L’agriculture urbaine montréalaise est en train de vivre une véritable renaissance si l’on se fie au nombre d’initiatives actuelles, ainsi qu’à leur popularité. Peut-on pour autant envisager l’autosuffisance?

Avec l’urbanisation croissante, le nombre de fermes n’a cessé de diminuer à Montréal. Il n’en resterait désormais plus que six sur tout le territoire de l’île. Mais les initiatives urbaines connaissent, elles, un véritable boom.

En août 2013, l’organisme Miel Montréal recensait ainsi 341 ruches à Montréal. «Cette année, on devrait atteindre le chiffre de 500», indique Alexandre Beaudoin, cofondateur de Miel Montréal. Dans certains secteurs comme le centre-ville, le nombre de ruches est d’ailleurs en voie d’excéder la capacité florale. Et lorsque le mois d’août est peu pluvieux et donc peu propice à la floraison, les différentes ruches entrent en concurrence, comme ce fut le cas les deux dernières années.

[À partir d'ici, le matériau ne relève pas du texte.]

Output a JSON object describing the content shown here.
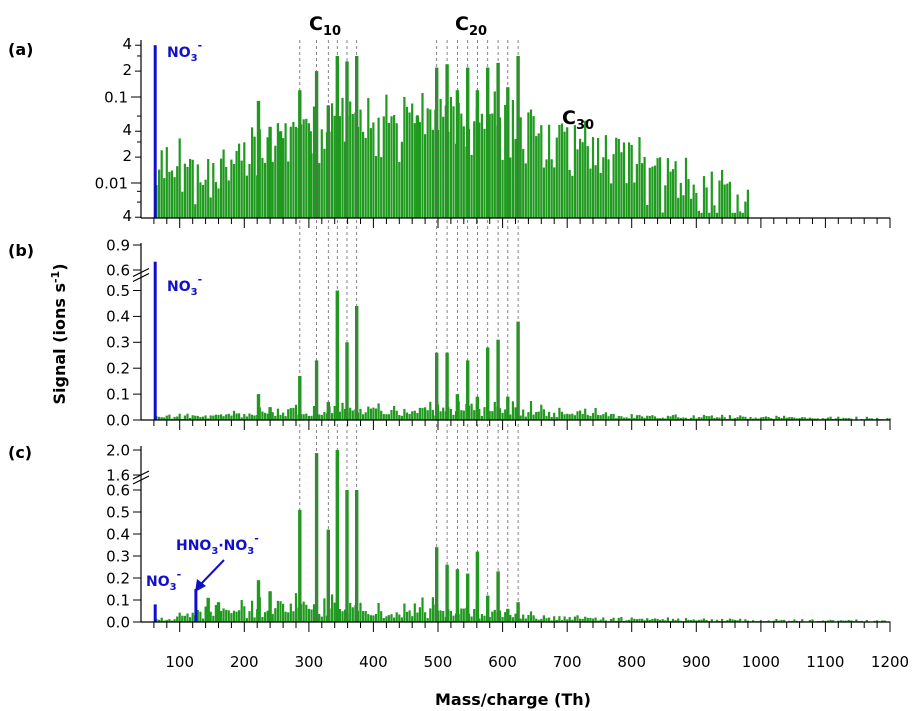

Du côté de l’organisme le Fruits Défendus, on se spécialise dans la cueillette d’arbres fruitiers non utilisés. Avec son réseau de 150 cueilleurs actifs, le groupe a récupéré l’an dernier 5600 livres de fruits chez 80 propriétaires. «On est en plein boom», confie André Spector, qui est aussi coordonnatrice au Santropol Roulant, où aboutit une bonne partie des récoltes qui auraient été perdues autrement.

L’importance accordée au volet social est aussi ce qui caractérise la nouvelle agriculture montréalaise. Outre le Santropol Roulant qui livre des repas à des personnes isolées, la ferme D-Trois-Pierres forme chaque année 18 jeunes en réinsertion sociale au métier de préposé horticole ou de technicien en agriculture. Quant aux vélos Fruixi du carrefour alimentaire Centre-Sud, ils permettent d’offrir de mini-épiceries ambulantes dans des secteurs où les fruiteries ne sont pas légion.

Mais est-ce suffisant pour envisager l’autosuffisance alimentaire? «C’est illusoire d’être autosuffisant à 100%, mais essayons de trouver des créneaux intéressants et de rendre nos espaces plus productifs», lance Jean-Philippe Vermette, cofondateur de l’École d’été en agriculture urbaine, qui traitera notamment cette année de l’autosuffisance.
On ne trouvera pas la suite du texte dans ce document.